Matrix multiplication
A X B A: NxN B: NxN for each row in A Load the row. Loading N data => load N. This low is loaded once and used N times. for each column in B Load the column. Loading N data => load N N multiplication and one addition => compute N flops One output element is computed.
N compute for N^2 times => O(N^3) data load = O(N^2) arithmetic intensity = N^3 / N^2 = N
To achieve compute intensity, increase the size of the matrix. What if the size of the matrix is small? Again, use cache. Even with small matrix size, you can achieve compute intensity for the data in L1 cache.
Part 2: Why is CUDA programming like this?
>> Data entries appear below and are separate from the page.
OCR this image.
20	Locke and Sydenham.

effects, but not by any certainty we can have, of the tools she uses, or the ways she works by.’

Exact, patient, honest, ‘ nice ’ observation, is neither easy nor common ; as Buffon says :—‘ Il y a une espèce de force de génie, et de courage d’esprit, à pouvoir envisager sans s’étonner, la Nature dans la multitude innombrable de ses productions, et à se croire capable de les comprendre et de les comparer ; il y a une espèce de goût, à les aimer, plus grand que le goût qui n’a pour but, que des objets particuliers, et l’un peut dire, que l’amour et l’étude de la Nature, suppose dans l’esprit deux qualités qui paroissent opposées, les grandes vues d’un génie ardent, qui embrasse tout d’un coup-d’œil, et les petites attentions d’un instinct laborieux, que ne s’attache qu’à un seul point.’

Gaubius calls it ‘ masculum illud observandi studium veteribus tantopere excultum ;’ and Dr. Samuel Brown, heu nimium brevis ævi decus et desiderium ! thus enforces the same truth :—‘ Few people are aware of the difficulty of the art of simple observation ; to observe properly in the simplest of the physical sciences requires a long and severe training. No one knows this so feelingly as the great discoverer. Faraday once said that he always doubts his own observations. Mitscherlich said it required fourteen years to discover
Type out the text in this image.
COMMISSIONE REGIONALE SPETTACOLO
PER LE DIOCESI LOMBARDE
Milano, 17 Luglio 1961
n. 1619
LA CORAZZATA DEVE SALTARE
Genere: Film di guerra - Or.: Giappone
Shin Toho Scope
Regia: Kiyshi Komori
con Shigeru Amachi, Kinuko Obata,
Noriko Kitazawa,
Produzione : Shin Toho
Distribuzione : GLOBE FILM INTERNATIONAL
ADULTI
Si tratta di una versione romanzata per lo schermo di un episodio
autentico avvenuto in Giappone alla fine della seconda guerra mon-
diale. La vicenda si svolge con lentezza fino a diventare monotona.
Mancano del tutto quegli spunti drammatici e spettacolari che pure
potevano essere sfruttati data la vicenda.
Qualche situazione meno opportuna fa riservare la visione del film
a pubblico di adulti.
TLDR; by the law of phyics in random memory access.
How RAM works
It accesses row by row one at a time. The electricity in the capacitors is read(discharaged) by the amplifier. Once it is read by the amplifier, it is much easier and clearer to read if it is 0 or 1. When a new data in a different column needs to be read, the previous row in the amplifier should be written(charged) back to the capacitors and then read a new entire row. So, reading data in different rows is very expensive. It is because the amplifier needs to be recharged and discharged. This is called row buffer hit and row buffer miss. That’s why data layout is so important and impacts the performance a lot. If you write a code reading 2D array in a column major order, it is much slower than reading in a row major order. You should not do it and it is your responsibility as a cuda programmer.
Thread divergence
All the threads on the warp needs to work on adjacent data.
Thread divergence also affects the performance. Different threads in the same warp execute different code path. Then, the warp exeuction time will be dominated by the slowest thread. It is significant because all the threads in the warp(block) proceed in lockstep, executing one instruction at a time before it goes to the next one.
Why does WARP have 32 threads?
One row in RAM is page. 1 page is 1024 bytes. 4 active warp per SM. 4 * 32 = 128 threads. 128 threads * 8 bytes(FP64) = 1024 bytes. Oh! In ideal situation where the data of four warps work on one row in RAM, one SM with four active warps will work with one row load in RAM! That’s why the warp has 32 threads by careful HW design!
Thread block size must not be less than 128 always. Why?
- Btw, registers in each SM will not be flushed even if warps are context switched.
- All the threads in the same block is guaranteed to run at the same time in the same SM.